Ce qu'on voit est ainsi suffisamment familier, suffisamment naturel, pour que d'emblée on se sente proche de ces signes. Mais en même temps, le sculpteur nous met à distance, il n'y a dans ces motifs aucun effet d'image, d'identification. Il nous montre le tissage, l'assemblage, la propagation, en quelque sorte les opérations propres du réseau. Réseau visuel, lié à notre milieu naturel mais qui s'en dégage. Les motifs romans appellent donc à une sorte de conversion du regard, en tout cas de notre regard parfois trop habitué à l'image. Cette conversion pourtant, est en écho direct avec nos technologies d'aujourd'hui : le motif est une métaphore visuelle puissante de nos multiples connexions.
La seconde raison de l'omniprésence du végétal dans les motifs romans est que le végétal c'est le vivant, et qu'il possède donc en lui-même une force justement vitale.
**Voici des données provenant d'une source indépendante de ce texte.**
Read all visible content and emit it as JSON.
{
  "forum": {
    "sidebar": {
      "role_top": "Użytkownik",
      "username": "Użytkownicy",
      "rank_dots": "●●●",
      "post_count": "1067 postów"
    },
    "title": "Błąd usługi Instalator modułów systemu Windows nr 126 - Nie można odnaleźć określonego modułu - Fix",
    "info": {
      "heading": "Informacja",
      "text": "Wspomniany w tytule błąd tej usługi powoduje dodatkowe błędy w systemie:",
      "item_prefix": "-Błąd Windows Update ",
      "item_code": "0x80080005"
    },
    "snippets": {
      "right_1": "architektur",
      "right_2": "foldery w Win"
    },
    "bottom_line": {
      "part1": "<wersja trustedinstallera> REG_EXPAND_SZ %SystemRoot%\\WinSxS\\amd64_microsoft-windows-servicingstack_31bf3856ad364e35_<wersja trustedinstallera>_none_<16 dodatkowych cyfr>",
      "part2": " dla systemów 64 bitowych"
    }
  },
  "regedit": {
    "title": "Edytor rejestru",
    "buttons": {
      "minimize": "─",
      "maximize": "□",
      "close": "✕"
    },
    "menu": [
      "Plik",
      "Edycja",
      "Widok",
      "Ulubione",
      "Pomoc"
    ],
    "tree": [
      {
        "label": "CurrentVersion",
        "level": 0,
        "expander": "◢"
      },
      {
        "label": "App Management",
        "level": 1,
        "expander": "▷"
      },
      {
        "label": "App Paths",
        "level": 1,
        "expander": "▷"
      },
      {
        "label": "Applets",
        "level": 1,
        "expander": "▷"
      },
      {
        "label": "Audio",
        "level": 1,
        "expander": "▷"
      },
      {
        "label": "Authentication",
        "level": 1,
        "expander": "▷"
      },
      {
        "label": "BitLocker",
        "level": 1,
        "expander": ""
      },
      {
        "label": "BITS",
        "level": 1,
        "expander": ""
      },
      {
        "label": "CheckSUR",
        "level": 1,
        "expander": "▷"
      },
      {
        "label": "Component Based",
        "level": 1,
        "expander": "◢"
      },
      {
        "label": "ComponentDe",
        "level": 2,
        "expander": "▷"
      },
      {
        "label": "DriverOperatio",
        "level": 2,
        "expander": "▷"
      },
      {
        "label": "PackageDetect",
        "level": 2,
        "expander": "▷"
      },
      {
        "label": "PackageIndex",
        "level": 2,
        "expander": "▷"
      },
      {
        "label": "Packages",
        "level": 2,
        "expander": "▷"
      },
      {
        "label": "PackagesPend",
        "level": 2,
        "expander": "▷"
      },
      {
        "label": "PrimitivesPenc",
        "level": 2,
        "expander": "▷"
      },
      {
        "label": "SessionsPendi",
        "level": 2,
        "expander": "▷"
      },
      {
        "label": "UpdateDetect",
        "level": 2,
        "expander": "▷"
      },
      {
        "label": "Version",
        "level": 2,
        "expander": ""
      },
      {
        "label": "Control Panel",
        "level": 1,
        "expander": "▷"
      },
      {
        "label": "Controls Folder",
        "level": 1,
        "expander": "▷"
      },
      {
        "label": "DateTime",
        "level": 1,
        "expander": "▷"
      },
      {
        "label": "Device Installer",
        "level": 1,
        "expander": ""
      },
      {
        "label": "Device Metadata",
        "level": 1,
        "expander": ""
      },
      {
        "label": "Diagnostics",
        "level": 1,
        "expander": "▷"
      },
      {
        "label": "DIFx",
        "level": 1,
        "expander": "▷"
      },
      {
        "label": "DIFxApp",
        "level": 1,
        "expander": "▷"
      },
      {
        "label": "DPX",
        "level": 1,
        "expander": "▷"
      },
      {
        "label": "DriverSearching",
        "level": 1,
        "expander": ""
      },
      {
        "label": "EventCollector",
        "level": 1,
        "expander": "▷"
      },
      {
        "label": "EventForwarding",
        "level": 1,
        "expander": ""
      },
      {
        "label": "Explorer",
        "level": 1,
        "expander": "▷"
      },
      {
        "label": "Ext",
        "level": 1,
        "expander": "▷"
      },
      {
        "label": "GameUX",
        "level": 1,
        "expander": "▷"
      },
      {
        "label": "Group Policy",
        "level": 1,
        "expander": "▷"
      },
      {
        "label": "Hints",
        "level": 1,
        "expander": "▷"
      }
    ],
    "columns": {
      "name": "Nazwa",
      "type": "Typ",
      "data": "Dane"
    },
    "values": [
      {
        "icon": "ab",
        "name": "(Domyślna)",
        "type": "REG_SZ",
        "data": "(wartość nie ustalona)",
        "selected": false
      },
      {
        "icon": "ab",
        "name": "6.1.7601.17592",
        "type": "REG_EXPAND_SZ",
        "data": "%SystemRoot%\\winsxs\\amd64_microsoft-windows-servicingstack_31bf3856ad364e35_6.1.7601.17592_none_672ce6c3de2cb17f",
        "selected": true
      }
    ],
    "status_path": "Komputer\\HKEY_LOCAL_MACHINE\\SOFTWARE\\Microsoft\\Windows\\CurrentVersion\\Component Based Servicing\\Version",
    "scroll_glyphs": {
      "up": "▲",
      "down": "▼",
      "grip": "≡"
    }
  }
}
La sève qui irrigue les plantes, les fait grandir, peuple d'un certain point de vue leur " incarnation " en motifs. Ce qui court sur les arcatures, les voussures, à travers les frises, c'est aussi cette respiration du végétal au long des saisons, ce frémissement qui le porte, le courbe, l'assemble. Tout est beauté à l'époque romane, l'homme puise dans le monde qui l'entoure le chant dont il vit. Et le végétal, transformé et magnifié par l'imagier, insuffle au chrétien d'alors l'énergie de son salut.